We are seeing the consequences of those exemptions. When we see such outbreaks as measles or whooping cough, invariably they are centered on groups of people who have chosen to not vaccinate their children. Not only do they serve as a reservoir for the children to become infected, but they infect members of the surrounding community, so now we are starting to see pushback. There was an article in JAMA Pediatrics[2] on this topic, and we are seeing legislation not for expanding those exemptions, but for contracting them.
 
Dr. Caplan: It seems to me that it still can be respectful of somebody's right to choose if you say you have to watch a video program about vaccines or certify that your doctor discussed the risks and benefits with you. I don't think those requirements are too intrusive into somebody's liberty.
 
Dr. Offit: My problem is this: Is it your right to choose to put your child at risk and those who are going to come in contact with your child? On the one hand, we are trained as physicians to be open to all attitudes and beliefs. On the other hand, we watch children come into our hospitals. Every year, at least 1 will die of an infectious disease, and when you watch that happen -- when you watch a child get flu, for example, and come into the hospital initially on face-mask oxygen, and go onto a ventilator, and then an oscillator, and then a heart/lung machine, and then die -- you see those parents slowly watch their child fall off a cliff. When another parent comes to you a week later and says, "I don't want to give my child a flu vaccine," it's very hard to be passionate and say, "It's your right to choose." I just don't feel that way.

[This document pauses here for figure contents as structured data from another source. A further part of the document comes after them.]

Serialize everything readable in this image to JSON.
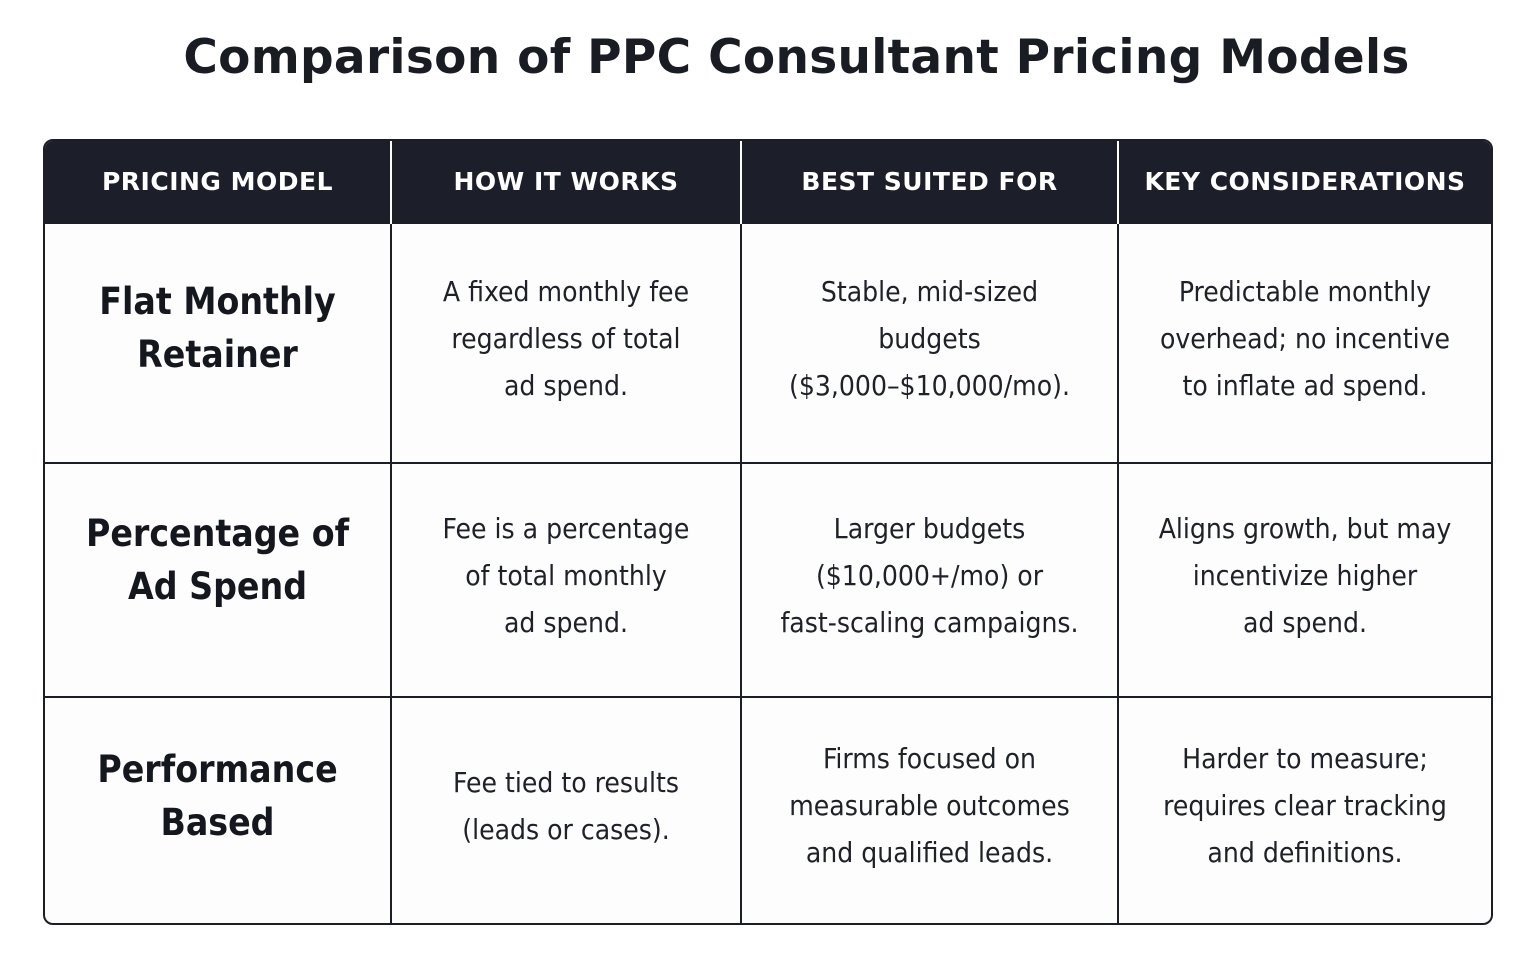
{
  "title": "Comparison of PPC Consultant Pricing Models",
  "table": {
    "headers": [
      "PRICING MODEL",
      "HOW IT WORKS",
      "BEST SUITED FOR",
      "KEY CONSIDERATIONS"
    ],
    "rows": [
      {
        "model": [
          "Flat Monthly",
          "Retainer"
        ],
        "how_it_works": [
          "A fixed monthly fee",
          "regardless of total",
          "ad spend."
        ],
        "best_suited_for": [
          "Stable, mid-sized",
          "budgets",
          "($3,000–$10,000/mo)."
        ],
        "key_considerations": [
          "Predictable monthly",
          "overhead; no incentive",
          "to inflate ad spend."
        ]
      },
      {
        "model": [
          "Percentage of",
          "Ad Spend"
        ],
        "how_it_works": [
          "Fee is a percentage",
          "of total monthly",
          "ad spend."
        ],
        "best_suited_for": [
          "Larger budgets",
          "($10,000+/mo) or",
          "fast-scaling campaigns."
        ],
        "key_considerations": [
          "Aligns growth, but may",
          "incentivize higher",
          "ad spend."
        ]
      },
      {
        "model": [
          "Performance",
          "Based"
        ],
        "how_it_works": [
          "Fee tied to results",
          "(leads or cases)."
        ],
        "best_suited_for": [
          "Firms focused on",
          "measurable outcomes",
          "and qualified leads."
        ],
        "key_considerations": [
          "Harder to measure;",
          "requires clear tracking",
          "and definitions."
        ]
      }
    ]
  }
}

Expand Vaccines for Pregnant Women

Dr. Caplan: We have spent a lot of time trying to figure out how to manage resistance, fears, and doubts. Where are we going? What is coming down the line? Are we going to continue to give vaccines through needles? Are we going to have the same array of vaccines, or are new ones imminent? What does the future hold with respect to vaccination?
 
Dr. Offit: I predict that the next great platform will be the pregnancy platform. You are already seeing it to some extent. We now give the whooping cough vaccine in the third trimester of pregnancy to try and prevent the deaths of 20-30 children every year from whooping cough, all of whom are less than 2 months of age. That is the only way to prevent that.
 
Dr. Caplan: And they die because they don't have any immunity to it?
 
Dr. Offit: That's right. They are too young to have developed an active immune response, and too young to be vaccinated. The first vaccine is given at 2 months of age, so that is why we give pregnant women a pertussis vaccine. We give the flu vaccine primarily to protect the mother who is pregnant and who has a 7-fold increased risk of developing pneumonia and dying of it than if she was not pregnant. We could have a meningococcal vaccine in pregnancy to avoid the need for the meningococcal vaccine that is given in the first year of life. I would like to think that down the line, we will have a respiratory syncytial virus vaccine that is given during pregnancy.
 
Dr. Caplan: Those are disorders that people often mistake for the flu.
 
Dr. Offit: Another disease is group B streptococcus. All of those would be reasonable vaccines to give to pregnant women, and they would benefit the newborns.
 
Dr. Caplan: There is more to be said here, but hopefully we have provided some useful information, solid tips, and maybe even some management strategies to those in the field who are trying to engage vaccination.
Thank you for all of the work you have done to promote vaccination and grapple with these questions in public. You have been a great example to physicians who say to me often, how do I engage? What do I do? You write, you speak, you go toe-to-toe with critics on national television or at a local high school assembly. You have shown a clear-cut path as to how that should be done.